Israeli Prime Minister Benjamin Netanyahu on Tuesday tried to convince Arab states that an Israeli military strike on Iran would benefit their interests and that "a feeling of relief would spread across the region" immediately following an attack.
After failing to pressure the Obama administration to back a preventive Israeli strike on Iran before the US presidential elections, Netanyahu has continued to make veiled threats of war catered for different audiences.
In an interview with a French magazine, Netanyahu pushed back against the claim that an Israeli strike on Iran would destabilize the region and worsen tensions.
"Five minutes after, contrary to what the skeptics say, I think a feeling of relief would spread across the region," he said.

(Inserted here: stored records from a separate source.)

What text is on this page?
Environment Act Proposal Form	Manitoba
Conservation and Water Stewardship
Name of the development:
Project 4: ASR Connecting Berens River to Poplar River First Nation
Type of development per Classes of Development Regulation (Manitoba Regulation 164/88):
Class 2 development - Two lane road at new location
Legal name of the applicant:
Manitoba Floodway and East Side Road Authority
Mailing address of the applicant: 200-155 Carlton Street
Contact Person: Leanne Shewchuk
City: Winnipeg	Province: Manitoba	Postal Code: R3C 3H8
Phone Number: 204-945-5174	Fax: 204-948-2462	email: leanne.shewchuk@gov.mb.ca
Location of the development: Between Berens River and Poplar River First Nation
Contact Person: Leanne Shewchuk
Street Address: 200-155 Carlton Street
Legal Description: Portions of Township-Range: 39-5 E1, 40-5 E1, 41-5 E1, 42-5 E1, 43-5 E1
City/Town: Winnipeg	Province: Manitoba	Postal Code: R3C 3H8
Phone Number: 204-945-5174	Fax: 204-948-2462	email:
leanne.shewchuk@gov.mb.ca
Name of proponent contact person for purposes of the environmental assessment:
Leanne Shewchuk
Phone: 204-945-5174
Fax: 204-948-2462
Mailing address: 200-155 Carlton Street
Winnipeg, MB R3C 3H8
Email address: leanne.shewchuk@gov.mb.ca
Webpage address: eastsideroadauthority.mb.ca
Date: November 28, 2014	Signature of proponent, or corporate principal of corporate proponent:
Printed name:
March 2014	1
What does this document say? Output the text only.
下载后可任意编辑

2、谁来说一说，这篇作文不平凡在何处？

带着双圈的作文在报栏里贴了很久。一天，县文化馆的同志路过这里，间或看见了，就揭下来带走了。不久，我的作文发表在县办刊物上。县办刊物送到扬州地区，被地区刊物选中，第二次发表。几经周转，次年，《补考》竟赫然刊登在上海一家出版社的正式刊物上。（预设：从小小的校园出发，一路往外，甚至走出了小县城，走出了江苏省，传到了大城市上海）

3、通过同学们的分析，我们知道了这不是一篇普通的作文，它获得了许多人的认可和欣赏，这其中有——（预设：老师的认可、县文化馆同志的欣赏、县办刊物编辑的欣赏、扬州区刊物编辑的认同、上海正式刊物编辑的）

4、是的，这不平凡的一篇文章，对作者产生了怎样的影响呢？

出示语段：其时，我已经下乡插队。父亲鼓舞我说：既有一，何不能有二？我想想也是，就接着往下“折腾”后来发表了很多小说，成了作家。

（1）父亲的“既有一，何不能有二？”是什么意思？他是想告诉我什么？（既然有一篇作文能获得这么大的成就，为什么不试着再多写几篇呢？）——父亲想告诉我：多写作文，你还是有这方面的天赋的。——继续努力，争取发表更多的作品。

"Iran is not popular in the Arab world, far from it, and some governments in the region, as well as their citizens, have understood that a nuclear armed Iran would be dangerous for them, not just for Israel," he said.
But experts generally agree that such an attack would spark a regional war, embolden Iran, and in fact motivate Tehran to build a nuclear weapon, a decision they have not yet made and one that Netanyahu is right to say Arab governments don't want.
As a recent report by former government officials, national security experts and retired military officers concluded last month, the Iranian nuclear program is too redundant for a surgical strike probably all Israel is capable of to delay the program for any considerable length of time.
The report also concluded that an attack would prompt a large-scale Iranian retaliation that would spark an uncontrollable regional war, and this would be severely destabilizing for Arab governments, contrary to Netanyahu's pandering.
Importantly, the report also warned the attack would increase Iran's motivation to build a bomb, in order to deter further military action and that "achieving more than a temporary setback in Iran's nuclear program would require a military operation including a land occupation more taxing than the Iraq and Afghanistan wars combined."
Netanyahu's claim that a war on Iran would be good for Arabs is based on the tensions the Arab dictatorships in the Middle East have with the government of Iran. Those tensions come from incompatible competing national interests, and do not reflect how the actual Arab population feels about an Israeli strike. That is something Netanyahu ignores completely.